Solved: High Node Latencies Netapp Harvest 1.4.1 since ONTAP 9.4

jtoaspern · ‎2018-11-26

Hello,

After upgrading our clusters from ONTAP 9.3P4 to 9.4P3 last week, the node latency data from netapp-harvest in Grafana seems to be unrealistically high (NetApp Dashboard: Cluster -> Highlights -> Latency).

We are using netapp-harvest 1.4.1 without the hotfix, as the link seems to be expired:

https://community.netapp.com/t5/OnCommand-Storage-Management-Software-Discussions/NetApp-Harvest-1-4-1-Hotfix-to-fix-2-bugs/m-p/144160#M26247

We copied cdot-9.3.0.conf to cdot-9.4.0.conf and restarted netapp-harvest's pollers.

On the ONTAP CLI the Latencies of all nodes are constantly within the 100-1500 us range (statistics node show -interval 5 -iterations 50 -max 4), which is much lower than the latencies reported by netapp-harvest.

In the attached picture the Latency increase since the upgrade to 9.4 is clearly visible.

How are these latencies calculated?

There are no entries in the /opt/netapp-harvest/log/*.log file of the cluster, other than NORMAL Poller status messages.

This has been an off-topic discussion in a few other threads, which are marked as solved, which is why I am opening a new one.

Edit: Latencies reported by OCUMs graphs are in line with the values seen on the CLI.

Kind Regards

Joel

jtoaspern · ‎2019-02-25

Looks like Netapp-Harvest 1.4.2 fixed the issue, the node latencies shown in Grafana are "realistic" again.

View solution in original post

suren · ‎2018-11-28

Hi Joel,

Can you please try to access the link now. Its updated.
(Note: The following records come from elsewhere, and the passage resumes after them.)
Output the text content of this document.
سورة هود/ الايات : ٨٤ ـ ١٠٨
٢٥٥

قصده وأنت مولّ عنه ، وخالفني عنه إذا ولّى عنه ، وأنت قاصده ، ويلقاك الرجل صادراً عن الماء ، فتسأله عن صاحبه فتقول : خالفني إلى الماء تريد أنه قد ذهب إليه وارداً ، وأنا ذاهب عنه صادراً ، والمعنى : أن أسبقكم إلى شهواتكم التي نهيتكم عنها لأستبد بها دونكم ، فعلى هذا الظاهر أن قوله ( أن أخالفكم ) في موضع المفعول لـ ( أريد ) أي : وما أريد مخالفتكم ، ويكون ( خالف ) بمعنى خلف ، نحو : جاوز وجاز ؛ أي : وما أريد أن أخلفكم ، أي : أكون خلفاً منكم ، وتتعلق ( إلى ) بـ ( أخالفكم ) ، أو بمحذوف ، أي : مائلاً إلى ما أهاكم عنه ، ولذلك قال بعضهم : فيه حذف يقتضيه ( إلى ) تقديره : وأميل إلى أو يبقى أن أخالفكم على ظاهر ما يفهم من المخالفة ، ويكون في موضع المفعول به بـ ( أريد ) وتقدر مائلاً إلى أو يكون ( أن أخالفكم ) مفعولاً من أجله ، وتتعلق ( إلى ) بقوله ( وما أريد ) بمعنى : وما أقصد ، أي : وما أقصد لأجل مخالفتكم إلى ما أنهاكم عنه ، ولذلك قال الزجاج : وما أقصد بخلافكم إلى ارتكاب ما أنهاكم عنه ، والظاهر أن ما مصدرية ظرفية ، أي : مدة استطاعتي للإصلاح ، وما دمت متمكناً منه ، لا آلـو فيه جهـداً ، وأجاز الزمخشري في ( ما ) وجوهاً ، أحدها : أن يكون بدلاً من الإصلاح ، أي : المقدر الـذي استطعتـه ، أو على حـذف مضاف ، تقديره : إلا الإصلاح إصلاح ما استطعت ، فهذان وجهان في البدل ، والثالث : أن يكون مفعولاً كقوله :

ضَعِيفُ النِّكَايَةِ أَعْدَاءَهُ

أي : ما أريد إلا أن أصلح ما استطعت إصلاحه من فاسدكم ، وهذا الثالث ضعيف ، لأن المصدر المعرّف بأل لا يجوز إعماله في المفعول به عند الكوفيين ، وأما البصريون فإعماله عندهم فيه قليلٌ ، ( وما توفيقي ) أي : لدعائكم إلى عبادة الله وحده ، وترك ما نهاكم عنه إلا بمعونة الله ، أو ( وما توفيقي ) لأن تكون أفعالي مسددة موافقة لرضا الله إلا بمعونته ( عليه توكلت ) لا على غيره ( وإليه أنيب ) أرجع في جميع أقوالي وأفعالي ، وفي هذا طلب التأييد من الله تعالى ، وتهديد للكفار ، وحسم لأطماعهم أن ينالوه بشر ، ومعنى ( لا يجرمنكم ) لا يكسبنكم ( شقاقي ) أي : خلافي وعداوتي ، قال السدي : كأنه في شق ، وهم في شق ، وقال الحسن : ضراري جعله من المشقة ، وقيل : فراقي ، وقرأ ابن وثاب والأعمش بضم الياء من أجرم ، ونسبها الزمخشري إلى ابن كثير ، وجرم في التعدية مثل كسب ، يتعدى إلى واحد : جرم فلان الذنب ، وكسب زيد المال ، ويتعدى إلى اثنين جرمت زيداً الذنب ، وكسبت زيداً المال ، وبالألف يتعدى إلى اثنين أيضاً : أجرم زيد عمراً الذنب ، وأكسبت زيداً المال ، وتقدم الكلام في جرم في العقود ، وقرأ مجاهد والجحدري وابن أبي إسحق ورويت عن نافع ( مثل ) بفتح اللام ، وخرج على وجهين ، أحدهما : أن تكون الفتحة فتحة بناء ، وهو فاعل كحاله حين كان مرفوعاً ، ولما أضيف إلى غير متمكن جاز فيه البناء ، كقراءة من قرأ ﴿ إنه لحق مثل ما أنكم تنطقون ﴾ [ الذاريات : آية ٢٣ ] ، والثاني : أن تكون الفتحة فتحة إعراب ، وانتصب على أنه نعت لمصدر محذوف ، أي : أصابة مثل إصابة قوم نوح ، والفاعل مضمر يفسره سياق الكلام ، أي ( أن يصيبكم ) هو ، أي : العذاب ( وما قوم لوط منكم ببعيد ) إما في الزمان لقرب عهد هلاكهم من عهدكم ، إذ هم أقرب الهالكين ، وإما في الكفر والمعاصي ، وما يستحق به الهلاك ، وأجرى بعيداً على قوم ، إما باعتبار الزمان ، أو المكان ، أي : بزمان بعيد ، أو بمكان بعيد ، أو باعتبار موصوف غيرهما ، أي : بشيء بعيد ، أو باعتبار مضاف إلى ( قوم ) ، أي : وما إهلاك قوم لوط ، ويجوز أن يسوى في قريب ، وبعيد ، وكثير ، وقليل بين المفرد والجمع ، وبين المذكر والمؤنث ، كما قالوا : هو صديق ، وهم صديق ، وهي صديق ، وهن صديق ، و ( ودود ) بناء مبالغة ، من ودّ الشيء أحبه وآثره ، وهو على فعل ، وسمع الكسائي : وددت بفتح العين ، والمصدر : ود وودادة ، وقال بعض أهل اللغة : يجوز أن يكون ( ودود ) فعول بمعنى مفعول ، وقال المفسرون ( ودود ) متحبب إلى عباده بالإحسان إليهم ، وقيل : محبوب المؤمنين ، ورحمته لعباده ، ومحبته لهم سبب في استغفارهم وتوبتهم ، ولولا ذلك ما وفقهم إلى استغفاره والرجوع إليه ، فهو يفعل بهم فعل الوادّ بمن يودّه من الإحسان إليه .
https://community.netapp.com/t5/OnCommand-Storage-Management-Software-Discussions/NetApp-Harvest-1-4-1-Hotfix-to-fix-2-bugs/m-p/144160#M26247

Thanks & Regards,

Surendra

jtoaspern · ‎2018-11-29

Hi Surendra,

thanks for reuploading the hotfix. I applied it earlier today, but it seems to not have affected the node latency statistics in any way.

There is a distinct pattern in the latency spikes, every 5 minutes it goes up (10-30ms), while staying at relatively calm 0-2 ms between those spikes. 0-2ms would be in line with the data seen with "statistics node show -iterations 50". I kept a close eye on the statistics shown on the CLI, no pattern visible there, continuously 0.3-1.5 ms on all nodes.

The Latency graphs under "Dashboard: Node", which show read/write/other for a single node are pretty close to the CLI and OCUM statistics, only occasionally showing dips into the >4ms range.

I attached a screenshot relevant to the matter.

The spikes may be an indicator to some other factor not yet considered here.

Please note that this does not have any actual negative impact on our production, the behaviour since our 9.3->9.4 update just seems odd.

Regards

Joel

jtoaspern · ‎2019-02-25

Looks like Netapp-Harvest 1.4.2 fixed the issue, the node latencies shown in Grafana are "realistic" again.